Grundy County Sheriff Ken Briley and state Sen. Sue Rezin, R-Morris, are seeking reforms to the SAFE-T Act after police arrested two suspects during a traffic stop the afternoon of Thursday, Oct. 24, after finding 3 kilograms of fentanyl.
The Grundy County Sheriff’s Office charged the suspects, Christian Erazo-Velazquez and Roybin Barahona, with delivery of a controlled substance, aggravated fleeing or eluding an officer traveling 21 miles or more above the speed limit, and resisting or obstructing an officer, according to a police report obtained via a Freedom of Information Act request by The Morris Herald-News.
According to a Wednesday news release, the SAFE-T Act required officials to hold a pretrial release hearing within 48 hours of the arrest.
“Before the hearing, Grundy County officials confirmed that both suspects were Honduran nationals, with one having an immigration detainer warrant from the U.S. Department of Homeland Security,” according to the release. “At the hearing, the local state’s attorney requested detention for both suspects due to the severity of the charges.”
The court granted one detention request based on the outstanding warrant and criminal history, and the other suspect was released because he had no criminal history available within the 48-hour hearing window.
California authorities informed Grundy County that the released suspect, an 18-year-old, had a juvenile record that would have led to his detention, according to the sheriff’s office.
Briley and Rezin are calling for reforms to the SAFE-T Act that would alter the 48-hour pretrial release hearing requirement. Rezin said she is exploring legislation that would make the possession of fentanyl a Class X felony that would be detainable, putting the burden of the pretrial release on the defendant instead of the state’s attorney’s office and a judge.
“According to the [Drug Enforcement Agency], the amount of fentanyl seized in this arrest is enough to kill 1.5 million people,” Rezin said. “This terrifying statistic underscores the real dangers that our communities face from this trafficked poison. The pretrial release of this suspect highlights the critical gaps that remain in the SAFE-T Act that must be addressed to ensure our local law enforcement and judicial system have all of the tools they need to protect the public.”
Ben Ruddell, the Director of Criminal Justice Policy for the ACLU of Illinois, said Rezin is distorting the meaning of the Pretrial Fairness Act.
“Let’s be clear about the facts,” Ruddell said. “The requirement that an arrested person appear before a judge within 48 hours is a constitutional standard that was in place before the Pretrial Fairness Act went into effect. In fact, the current law allows prosecutors to request additional time, up to 48 hours, to prepare for a detention hearing. No such request was made in this case.”
Ruddell said the Pretrial Fairness Act, which eliminated the use of cash bail in Illinois, allows prosecutors to file a second petition encompassing new facts that were not available at the time of initial filing.
“Senator Rezin’s proposal to make Class X offenses presumptively detainable is clearly unconstitutional,” Ruddell said. “The Illinois Supreme Court already has invalidated this approach.
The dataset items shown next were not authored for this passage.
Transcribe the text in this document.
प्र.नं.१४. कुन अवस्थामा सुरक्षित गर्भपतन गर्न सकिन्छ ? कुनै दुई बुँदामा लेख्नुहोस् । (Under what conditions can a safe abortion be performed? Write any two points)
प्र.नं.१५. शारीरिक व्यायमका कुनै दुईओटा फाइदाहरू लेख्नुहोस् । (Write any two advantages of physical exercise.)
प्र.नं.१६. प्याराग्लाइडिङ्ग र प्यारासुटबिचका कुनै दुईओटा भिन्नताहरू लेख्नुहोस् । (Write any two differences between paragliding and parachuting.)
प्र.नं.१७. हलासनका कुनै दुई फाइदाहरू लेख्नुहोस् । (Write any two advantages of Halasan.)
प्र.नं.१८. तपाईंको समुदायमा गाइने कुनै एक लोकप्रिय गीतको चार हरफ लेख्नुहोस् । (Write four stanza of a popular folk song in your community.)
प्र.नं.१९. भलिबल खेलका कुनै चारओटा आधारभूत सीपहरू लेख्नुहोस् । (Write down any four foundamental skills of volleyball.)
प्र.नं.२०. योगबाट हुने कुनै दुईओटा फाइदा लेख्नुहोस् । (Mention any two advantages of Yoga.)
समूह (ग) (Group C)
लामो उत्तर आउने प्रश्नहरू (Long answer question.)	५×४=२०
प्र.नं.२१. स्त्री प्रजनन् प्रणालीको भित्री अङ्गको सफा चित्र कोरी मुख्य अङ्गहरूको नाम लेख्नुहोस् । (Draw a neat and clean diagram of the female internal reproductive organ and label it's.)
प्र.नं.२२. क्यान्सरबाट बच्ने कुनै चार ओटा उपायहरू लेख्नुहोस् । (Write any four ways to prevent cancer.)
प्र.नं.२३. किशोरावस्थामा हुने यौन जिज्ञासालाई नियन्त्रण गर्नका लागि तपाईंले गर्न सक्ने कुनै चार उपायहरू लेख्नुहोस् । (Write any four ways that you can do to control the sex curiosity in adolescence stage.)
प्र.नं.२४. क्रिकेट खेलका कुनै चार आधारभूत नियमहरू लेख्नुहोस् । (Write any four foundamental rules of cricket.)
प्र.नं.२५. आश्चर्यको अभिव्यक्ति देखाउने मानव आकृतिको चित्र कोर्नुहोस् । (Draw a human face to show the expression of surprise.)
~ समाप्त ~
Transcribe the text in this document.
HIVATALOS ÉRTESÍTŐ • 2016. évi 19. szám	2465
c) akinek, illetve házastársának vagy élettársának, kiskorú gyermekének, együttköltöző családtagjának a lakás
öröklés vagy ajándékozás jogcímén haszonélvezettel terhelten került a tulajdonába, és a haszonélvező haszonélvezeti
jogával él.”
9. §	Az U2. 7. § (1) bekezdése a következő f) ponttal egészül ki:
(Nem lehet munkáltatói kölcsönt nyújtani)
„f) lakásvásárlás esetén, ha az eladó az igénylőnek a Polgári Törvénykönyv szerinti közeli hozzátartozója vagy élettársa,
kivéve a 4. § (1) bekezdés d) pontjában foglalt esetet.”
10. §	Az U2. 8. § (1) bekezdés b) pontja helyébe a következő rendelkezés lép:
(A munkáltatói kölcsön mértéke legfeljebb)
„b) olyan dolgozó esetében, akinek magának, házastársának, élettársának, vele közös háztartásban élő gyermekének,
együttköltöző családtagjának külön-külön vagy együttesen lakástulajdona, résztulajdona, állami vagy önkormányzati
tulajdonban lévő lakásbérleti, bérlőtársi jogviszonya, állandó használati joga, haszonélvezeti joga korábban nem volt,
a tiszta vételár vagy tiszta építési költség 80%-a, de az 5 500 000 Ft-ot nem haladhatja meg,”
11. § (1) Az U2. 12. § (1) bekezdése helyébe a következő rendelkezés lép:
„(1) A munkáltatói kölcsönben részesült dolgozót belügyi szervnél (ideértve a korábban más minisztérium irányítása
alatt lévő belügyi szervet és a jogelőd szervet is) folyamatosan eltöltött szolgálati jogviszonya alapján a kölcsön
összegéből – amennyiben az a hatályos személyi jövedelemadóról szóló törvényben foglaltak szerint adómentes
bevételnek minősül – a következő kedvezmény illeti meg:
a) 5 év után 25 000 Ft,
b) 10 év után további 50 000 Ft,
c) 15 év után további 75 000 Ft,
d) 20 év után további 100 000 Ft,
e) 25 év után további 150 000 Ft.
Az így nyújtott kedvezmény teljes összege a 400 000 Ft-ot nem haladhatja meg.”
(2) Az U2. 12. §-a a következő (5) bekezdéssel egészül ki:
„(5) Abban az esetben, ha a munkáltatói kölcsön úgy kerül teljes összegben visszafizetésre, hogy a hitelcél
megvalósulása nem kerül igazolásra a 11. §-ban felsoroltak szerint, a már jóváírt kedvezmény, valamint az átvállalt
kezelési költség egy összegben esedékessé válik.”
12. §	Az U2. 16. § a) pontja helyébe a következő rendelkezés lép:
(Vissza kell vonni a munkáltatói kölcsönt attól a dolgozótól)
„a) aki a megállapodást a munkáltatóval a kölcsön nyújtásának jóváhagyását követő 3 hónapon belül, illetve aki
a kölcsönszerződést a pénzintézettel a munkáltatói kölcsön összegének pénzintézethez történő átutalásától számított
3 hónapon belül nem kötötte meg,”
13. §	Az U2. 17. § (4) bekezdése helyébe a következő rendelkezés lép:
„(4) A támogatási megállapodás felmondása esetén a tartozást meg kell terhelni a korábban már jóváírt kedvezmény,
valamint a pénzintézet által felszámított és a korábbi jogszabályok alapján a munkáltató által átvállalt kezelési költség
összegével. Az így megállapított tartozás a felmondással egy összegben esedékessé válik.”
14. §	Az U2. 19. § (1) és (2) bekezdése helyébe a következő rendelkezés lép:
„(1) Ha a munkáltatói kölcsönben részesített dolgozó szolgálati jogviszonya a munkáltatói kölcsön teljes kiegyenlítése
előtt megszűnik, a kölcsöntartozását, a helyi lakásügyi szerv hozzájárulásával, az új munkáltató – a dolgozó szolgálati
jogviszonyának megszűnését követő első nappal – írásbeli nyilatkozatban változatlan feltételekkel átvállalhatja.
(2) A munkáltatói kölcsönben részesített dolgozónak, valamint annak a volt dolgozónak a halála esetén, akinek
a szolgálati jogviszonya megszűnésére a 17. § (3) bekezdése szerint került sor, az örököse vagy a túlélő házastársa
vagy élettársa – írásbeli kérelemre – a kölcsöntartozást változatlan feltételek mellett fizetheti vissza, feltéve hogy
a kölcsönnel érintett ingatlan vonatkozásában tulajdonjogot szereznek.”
In Illinois, the presumption of innocence requires that the state always carries the burden of proving why someone must be jailed awaiting trial.”
Briley said the incident shows the urgent need to give law enforcement and state’s attorneys more time to gather relevant information before deciding on pretrial releases.
“The current requirements under the SAFE-T Act limit our ability to fully assess a suspect’s background, which opens the door for the release of potentially dangerous individuals,” Briley said. “Allowing more time would ensure that we have the evidence needed to make informed and responsible decisions that protect our communities.”
Ruddell said Briley and Rezin are taking an unserious approach to the public safety, and further attempting to blame the Pretrial Fairness Act.
Kyle Klukas, the First Assistant State’s Attorney, said he could have asked for a continuance to obtain more information, but he didn’t feel there was a need as he was not going to be able to get more information on Barahona, who was released. Barahona is 18-years-old, and was listed as missing in the State of California.
“He was just turned 18, so there’s issues with the juvenile records,” Klukas said. “We weren’t going to get those in 48 hours. As a practical matter, it was going to take a lot longer than that to get any kind of information if he had a juvenile record.”
Klukas said there weren’t any further obligations to return Barahona to California, only that he was listed missing from Oakland.
“It’d be nice if we had more time to be able to get these things,” Klukas said. “I think after that, it’s the SAFE-T Act that allows us to have a hearing to ask to detain them. We file a motion where we put all of the facts as we know them in the case, we put our arguments to them. Then the judge makes the decision if he thinks the person is a risk to the public or himself, or a specific person.”
For receiving records, the Klukas said the issue arises that records departments typically only work Monday to Friday. Since the arrest was made on a Thursday and the trial was on a Friday, the time the county was able to detain Barahona would’ve run out.